Een arbeidsovereenkomst aangegaan voor onbepaalde duur kan zonder problemen worden opgezegd zonder opzeggingstermijn. In dit geval is de werkgever gehouden om een vergoeding te betalen die overeenstemt met de duur van de opzeggingstermijn over het resterende gedeelte van die termijn. Een en ander is ingeschreven in artikel 39 van de wet op de arbeidsovereenkomsten.
Wanneer een tekort te opzeggingstermijn werd verleend, ontstaat er een rechter van opzegvergoeding voor het resterende gedeelte, terwijl anderzijds de gegeven een opzeggingstermijn gewoon verder blijft bestaan. (Cass. 30 mei 1968, J.T. 1968, 563; Cass. 19 september 1973, R.W. 1973-74, 1389; Cass. 4 juni 1975, T.S.R. 1975, 372, R.W. 1976-77, 311; Cass. 3 mei 1982, J.T.T. 1994, 202, R.W. 1983-84, 183, noot; Cass. 6 november 1989, R.W. 1989-90, 885, met conclusie van advocaat-generaal H. Lenaerts; Cass. 6 maart 2000, Arr. Cass. 2000, 519 en Cass. 14 april 2003, J.T.T. 2003, 357, noot D. Votquenne).

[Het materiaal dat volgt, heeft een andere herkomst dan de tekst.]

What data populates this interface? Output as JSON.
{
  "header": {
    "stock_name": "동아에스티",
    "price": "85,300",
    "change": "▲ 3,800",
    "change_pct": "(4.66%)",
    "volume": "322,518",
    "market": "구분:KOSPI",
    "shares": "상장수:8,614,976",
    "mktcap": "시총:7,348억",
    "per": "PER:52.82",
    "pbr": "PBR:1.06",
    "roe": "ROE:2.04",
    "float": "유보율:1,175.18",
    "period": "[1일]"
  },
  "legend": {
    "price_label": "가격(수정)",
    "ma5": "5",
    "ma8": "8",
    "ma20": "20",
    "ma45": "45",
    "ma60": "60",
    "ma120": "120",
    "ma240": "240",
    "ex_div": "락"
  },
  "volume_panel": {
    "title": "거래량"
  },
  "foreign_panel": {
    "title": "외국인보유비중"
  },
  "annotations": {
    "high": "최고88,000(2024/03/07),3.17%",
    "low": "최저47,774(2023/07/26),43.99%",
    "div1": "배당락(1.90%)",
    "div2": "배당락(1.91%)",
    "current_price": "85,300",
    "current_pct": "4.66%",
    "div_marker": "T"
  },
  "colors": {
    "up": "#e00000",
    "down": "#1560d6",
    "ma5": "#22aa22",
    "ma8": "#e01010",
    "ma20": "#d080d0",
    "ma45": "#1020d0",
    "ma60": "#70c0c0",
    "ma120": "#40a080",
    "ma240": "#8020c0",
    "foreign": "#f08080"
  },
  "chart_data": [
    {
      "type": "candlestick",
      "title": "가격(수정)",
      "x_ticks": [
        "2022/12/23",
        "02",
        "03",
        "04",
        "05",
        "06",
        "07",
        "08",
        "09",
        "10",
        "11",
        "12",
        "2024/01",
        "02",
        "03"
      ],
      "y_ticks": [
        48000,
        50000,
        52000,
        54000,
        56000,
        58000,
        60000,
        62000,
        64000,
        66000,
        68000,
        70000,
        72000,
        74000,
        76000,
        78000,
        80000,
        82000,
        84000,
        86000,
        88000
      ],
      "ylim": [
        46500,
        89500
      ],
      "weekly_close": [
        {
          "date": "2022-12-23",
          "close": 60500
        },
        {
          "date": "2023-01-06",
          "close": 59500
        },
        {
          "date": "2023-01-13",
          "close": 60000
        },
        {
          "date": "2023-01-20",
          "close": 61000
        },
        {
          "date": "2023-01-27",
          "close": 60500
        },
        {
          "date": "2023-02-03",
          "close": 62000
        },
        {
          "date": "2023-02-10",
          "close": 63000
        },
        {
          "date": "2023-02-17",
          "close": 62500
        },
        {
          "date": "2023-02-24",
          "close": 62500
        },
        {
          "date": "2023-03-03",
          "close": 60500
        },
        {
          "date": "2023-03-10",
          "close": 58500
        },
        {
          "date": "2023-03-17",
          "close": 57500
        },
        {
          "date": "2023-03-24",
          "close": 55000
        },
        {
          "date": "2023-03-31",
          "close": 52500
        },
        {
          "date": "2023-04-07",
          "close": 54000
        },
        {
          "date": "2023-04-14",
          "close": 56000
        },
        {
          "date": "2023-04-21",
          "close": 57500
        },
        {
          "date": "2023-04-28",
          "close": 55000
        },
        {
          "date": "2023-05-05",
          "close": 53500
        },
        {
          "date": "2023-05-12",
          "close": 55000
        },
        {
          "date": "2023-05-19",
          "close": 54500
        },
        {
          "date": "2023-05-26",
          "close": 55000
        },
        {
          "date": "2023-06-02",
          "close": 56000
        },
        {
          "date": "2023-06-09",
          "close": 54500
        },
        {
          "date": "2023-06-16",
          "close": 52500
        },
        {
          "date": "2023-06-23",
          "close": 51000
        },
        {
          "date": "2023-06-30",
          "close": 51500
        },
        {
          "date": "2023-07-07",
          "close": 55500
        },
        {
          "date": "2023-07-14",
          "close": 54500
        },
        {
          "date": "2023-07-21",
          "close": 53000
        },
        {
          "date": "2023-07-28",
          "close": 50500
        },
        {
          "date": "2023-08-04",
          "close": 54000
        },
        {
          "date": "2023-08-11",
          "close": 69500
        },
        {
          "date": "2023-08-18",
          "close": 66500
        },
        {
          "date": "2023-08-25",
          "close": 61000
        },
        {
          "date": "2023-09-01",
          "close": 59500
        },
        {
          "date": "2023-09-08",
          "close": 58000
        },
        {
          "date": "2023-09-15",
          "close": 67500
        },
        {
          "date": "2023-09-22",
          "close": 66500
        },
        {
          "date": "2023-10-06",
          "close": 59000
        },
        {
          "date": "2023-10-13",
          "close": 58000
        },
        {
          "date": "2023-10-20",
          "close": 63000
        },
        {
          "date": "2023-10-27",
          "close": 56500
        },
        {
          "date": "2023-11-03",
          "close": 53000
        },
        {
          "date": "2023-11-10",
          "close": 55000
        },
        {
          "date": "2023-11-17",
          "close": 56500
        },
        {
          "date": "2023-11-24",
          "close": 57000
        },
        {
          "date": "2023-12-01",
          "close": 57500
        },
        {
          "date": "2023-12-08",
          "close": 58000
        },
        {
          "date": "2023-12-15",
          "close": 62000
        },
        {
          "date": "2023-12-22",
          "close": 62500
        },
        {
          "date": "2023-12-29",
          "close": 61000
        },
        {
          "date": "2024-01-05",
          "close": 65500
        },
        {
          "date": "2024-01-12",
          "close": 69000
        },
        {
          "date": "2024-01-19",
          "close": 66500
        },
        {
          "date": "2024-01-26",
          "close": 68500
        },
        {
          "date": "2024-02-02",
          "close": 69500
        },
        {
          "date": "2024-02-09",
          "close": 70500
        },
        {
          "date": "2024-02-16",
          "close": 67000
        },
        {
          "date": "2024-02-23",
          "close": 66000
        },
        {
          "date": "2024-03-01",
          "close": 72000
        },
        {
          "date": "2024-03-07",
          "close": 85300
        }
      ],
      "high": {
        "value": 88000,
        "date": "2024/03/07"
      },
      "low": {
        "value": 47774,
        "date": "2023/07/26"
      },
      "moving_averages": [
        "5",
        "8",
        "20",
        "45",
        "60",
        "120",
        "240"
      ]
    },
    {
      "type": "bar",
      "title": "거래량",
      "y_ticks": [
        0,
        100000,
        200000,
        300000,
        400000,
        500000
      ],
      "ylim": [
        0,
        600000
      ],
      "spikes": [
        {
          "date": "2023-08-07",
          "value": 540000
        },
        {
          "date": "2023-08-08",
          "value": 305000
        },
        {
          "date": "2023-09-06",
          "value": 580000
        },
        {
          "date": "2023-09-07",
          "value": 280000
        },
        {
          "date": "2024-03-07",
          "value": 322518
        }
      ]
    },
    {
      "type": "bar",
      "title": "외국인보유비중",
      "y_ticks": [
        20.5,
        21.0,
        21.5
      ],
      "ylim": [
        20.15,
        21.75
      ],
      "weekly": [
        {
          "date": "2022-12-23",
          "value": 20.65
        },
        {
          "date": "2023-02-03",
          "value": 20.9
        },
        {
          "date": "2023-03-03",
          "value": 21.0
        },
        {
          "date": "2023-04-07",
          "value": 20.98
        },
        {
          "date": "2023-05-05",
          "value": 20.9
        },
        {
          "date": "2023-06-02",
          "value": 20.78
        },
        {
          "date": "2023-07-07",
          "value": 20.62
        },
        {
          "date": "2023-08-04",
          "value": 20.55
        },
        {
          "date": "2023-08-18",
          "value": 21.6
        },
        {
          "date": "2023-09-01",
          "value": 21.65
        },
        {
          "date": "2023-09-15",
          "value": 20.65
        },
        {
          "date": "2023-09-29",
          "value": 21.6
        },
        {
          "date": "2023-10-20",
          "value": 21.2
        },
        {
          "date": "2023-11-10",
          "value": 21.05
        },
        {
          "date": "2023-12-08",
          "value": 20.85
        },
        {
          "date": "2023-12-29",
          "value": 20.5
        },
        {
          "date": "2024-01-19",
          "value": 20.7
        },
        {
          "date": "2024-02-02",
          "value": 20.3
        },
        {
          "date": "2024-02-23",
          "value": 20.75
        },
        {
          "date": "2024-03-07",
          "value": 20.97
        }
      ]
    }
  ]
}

Indien de werknemer overlijdt tijdens de opzeggingstermijn, hebben zijn erfgenamen recht op een opzeggingsvergoeding die overeenstemt met de resterende opzeggingstermijn (Cass. 24 maart 1966).
De werknemer die zich gedurende de opzeggingstermijn schuldig maakt aan een zwaarwichtige fout die zijn ontslag om een dringende reden rechtvaardigt, verliest het recht op de opzegging en, bijgevolg, op de vergoeding die de ontoereikende duur van die termijn vergoedt.